Olivia Lombardo, a rising senior at Staten Island Academy thinks Harris is a fighter.
"I've seen her since Kavannaugh, since Gorsuch. Testing Jeff Sessions, she was going at them," Lombardo said.
These pre-voting-age teens are active in the Civics Center's Future Voters week.
And young professional alumni from the Public Allies program are politically engaged, well informed and have a lot to unpack about the upcoming presidential election.

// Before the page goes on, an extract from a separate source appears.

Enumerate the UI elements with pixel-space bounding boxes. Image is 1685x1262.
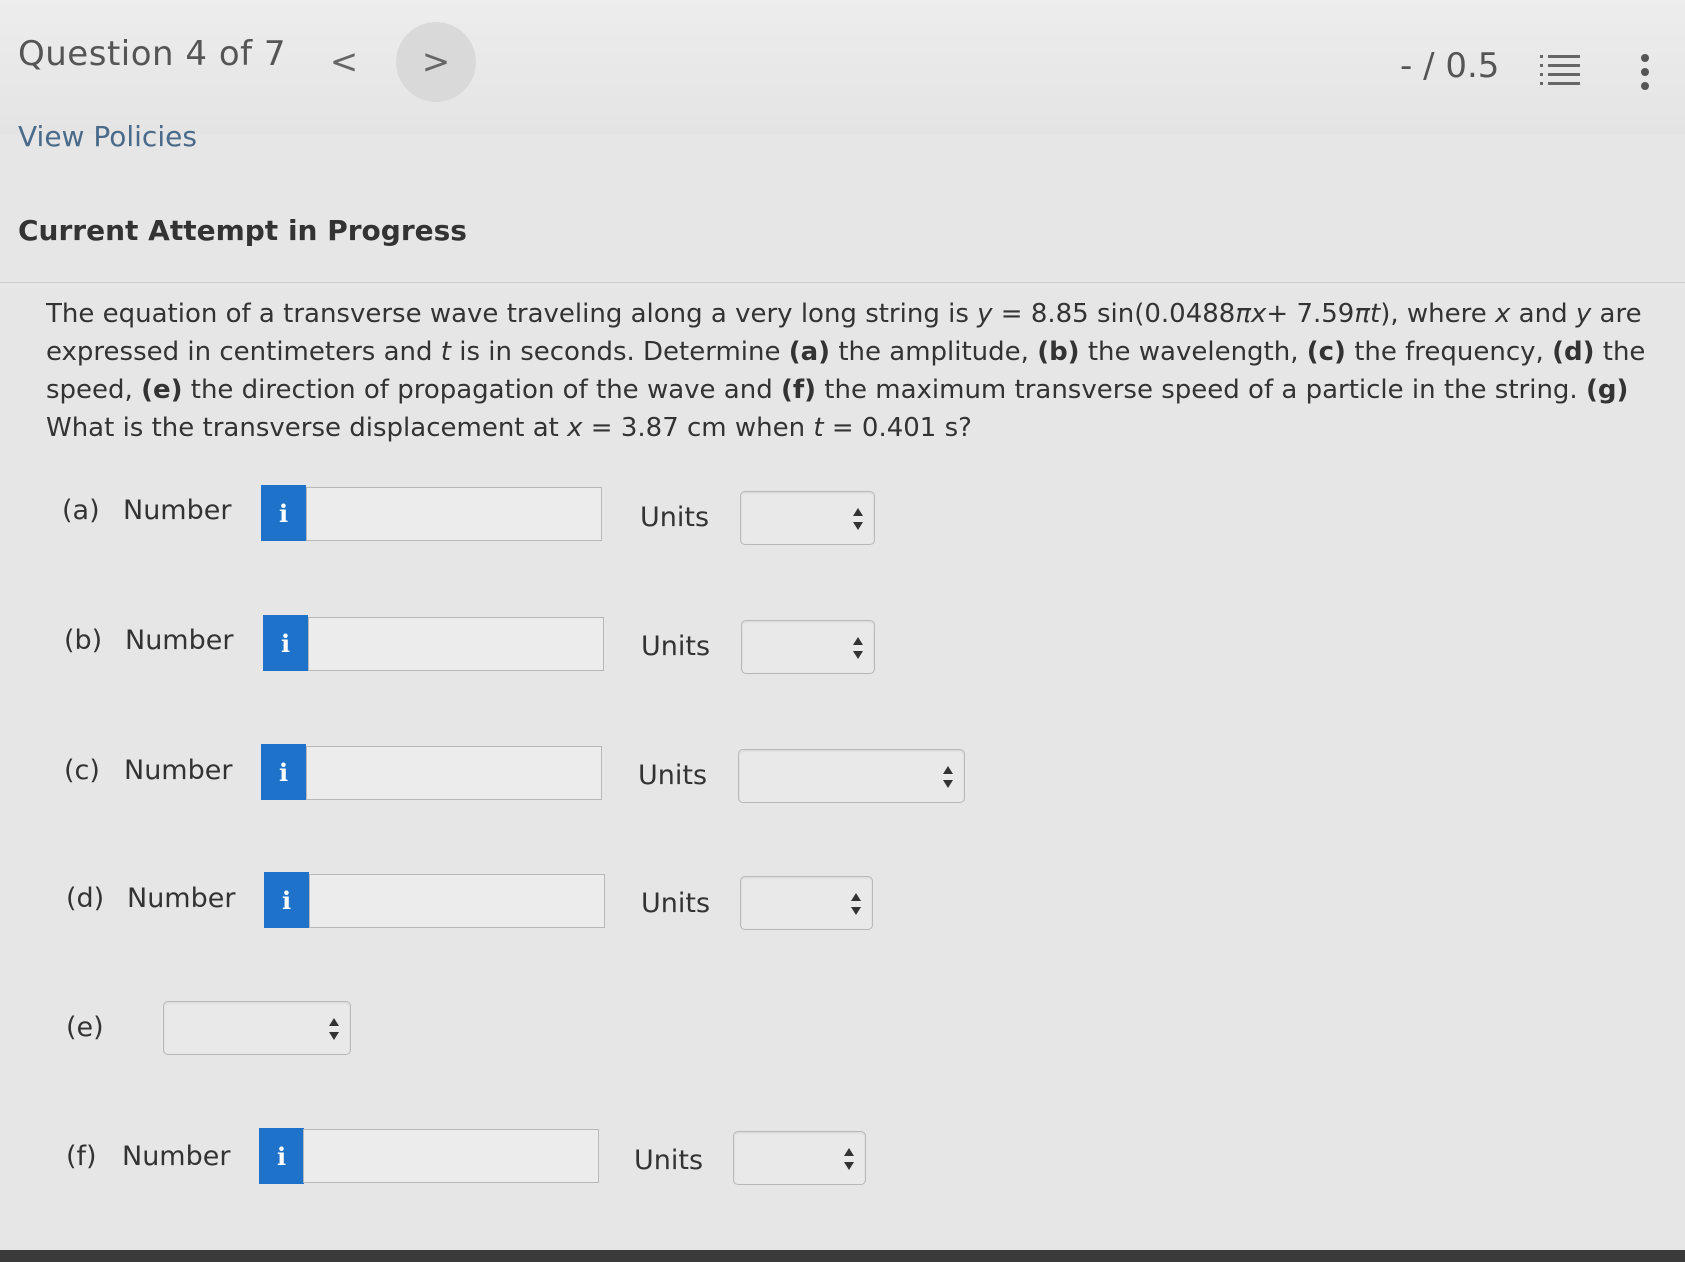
select-arrows-icon [853, 637, 863, 659]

"I think in a lot of we take diversity for granted, we're so used to it," said Yana Gitelman, a rising senior at the Horace Mann School. "I learned about Obama the same I learned about the role of the president. So they were synonymous for me. Our generation didn't think of him as the first black president, we thought of him as the only president we'd ever really known."
"I think I expected Harris but I wanted to see Stacey Abrams," Lombardo said.
Graduate student Uthman Olowa feels like the choice is a bit like tokenism.
"Although I recognize the historic significance, it also feels like pandering, it also feels a bit like tokenism," Olowa said. "Almost feeling entitled to the black vote because we have a black woman on the ticket now."
Paralegal Kristen Grimes believes Harris is going to have an uphill battle.
"I truly don't know, it's going to take responsibility, I'm still going to be looking at you like you still want my vote," Grimes said.
For many younger students, Harris' history surrounding mass incarceration of people of color plays a factor.
"I'm not voting for either one," Olowa said. "This candidate, a long shot, most likely not going to win. I feel better voting for a candidate that I truly believe in, as opposed to what I did in 2016."
For some, it's an easy choice between voting for Joe Biden or President Donald Trump.
"I was going to rally behind who Biden picked, because they could be nowhere as near as detrimental to the country and democracy as Trump," Selbin said.
"Biden-Harris, I don't think, no one really expected Biden. But that's who we have now and we have get our youth motivated and ready to vote," Lombardo said.